Up to the late 1970s, it was legal to smoke in most office buildings, restaurants, bars, and other public places.  Working environments became the first places (besides hospitals) that began to ban smoking inside.  The obvious reason here involved the non-smoker.  Sure, a person has a right to smoke if they want, but should other people be subjected to that smoke all day long while they're working?  Of course not.

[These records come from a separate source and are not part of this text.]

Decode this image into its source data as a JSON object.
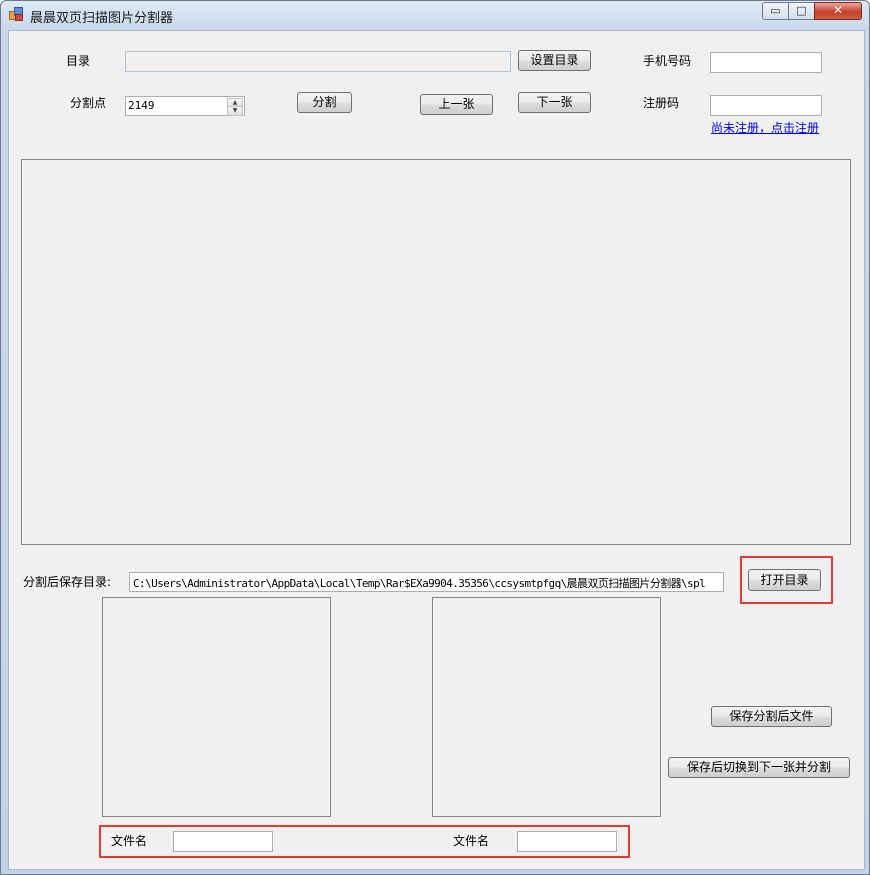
{
  "window": {
    "title": "晨晨双页扫描图片分割器",
    "min_glyph": "▭",
    "max_glyph": "□",
    "close_glyph": "✕"
  },
  "top": {
    "dir_label": "目录",
    "dir_value": "",
    "set_dir_button": "设置目录",
    "phone_label": "手机号码",
    "phone_value": "",
    "split_point_label": "分割点",
    "split_point_value": "2149",
    "spin_up": "▲",
    "spin_down": "▼",
    "split_button": "分割",
    "prev_button": "上一张",
    "next_button": "下一张",
    "reg_label": "注册码",
    "reg_value": "",
    "register_link": "尚未注册，点击注册"
  },
  "bottom": {
    "save_dir_label": "分割后保存目录:",
    "save_dir_value": "C:\\Users\\Administrator\\AppData\\Local\\Temp\\Rar$EXa9904.35356\\ccsysmtpfgq\\晨晨双页扫描图片分割器\\spl",
    "open_dir_button": "打开目录",
    "save_button": "保存分割后文件",
    "save_next_button": "保存后切换到下一张并分割",
    "filename_label_left": "文件名",
    "filename_value_left": "",
    "filename_label_right": "文件名",
    "filename_value_right": ""
  },
  "colors": {
    "highlight": "#e53935",
    "link": "#0000ee",
    "client_bg": "#f0f0f0"
  }
}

You may not see the parallel here, but it's definitely there.  Most fragrances have neurotoxins that affect the person wearing perfume or cologne, but also disturb anyone else trapped in the same room or office.  The US Department of Labor lists complaints about fragrance allergies on their website including headaches, nausea, breathing problems, difficulty concentrating and tingling of the lips and skin.  They recommend education in the workplace, but there is little talk about creating state or national bans on fragrances in the workplace.

If you wear commercial fragrances, you might want to think about what you're doing to your own body as well as those around you.  I once heard a popular health speaker mention an interaction with a woman while he was doing a book signing.  A cloud of toxic perfume surrounded her as she told him that she always has headaches.  He suggested that she stop wearing perfume immediately.  A year later he ran into her again and she said that she took his advice and the headaches disappeared.

There are other things a person can do to make sure they smell pleasant.  There are natural essential oils that are very concentrated, so only a little bit needs to be applied.  Also, a cleaner diet means a cleaner body.  Cutting out foods that build up toxic waste helps reduce body odor and brings out the more natural smells of the body that should never be offensive.  Covering the body with chemicals, in my opinion, is far more offensive anyway.

So, until there are laws banning toxic fragrances from public places, let's all do our part and contribute to cleaner workplaces.  Be healthy!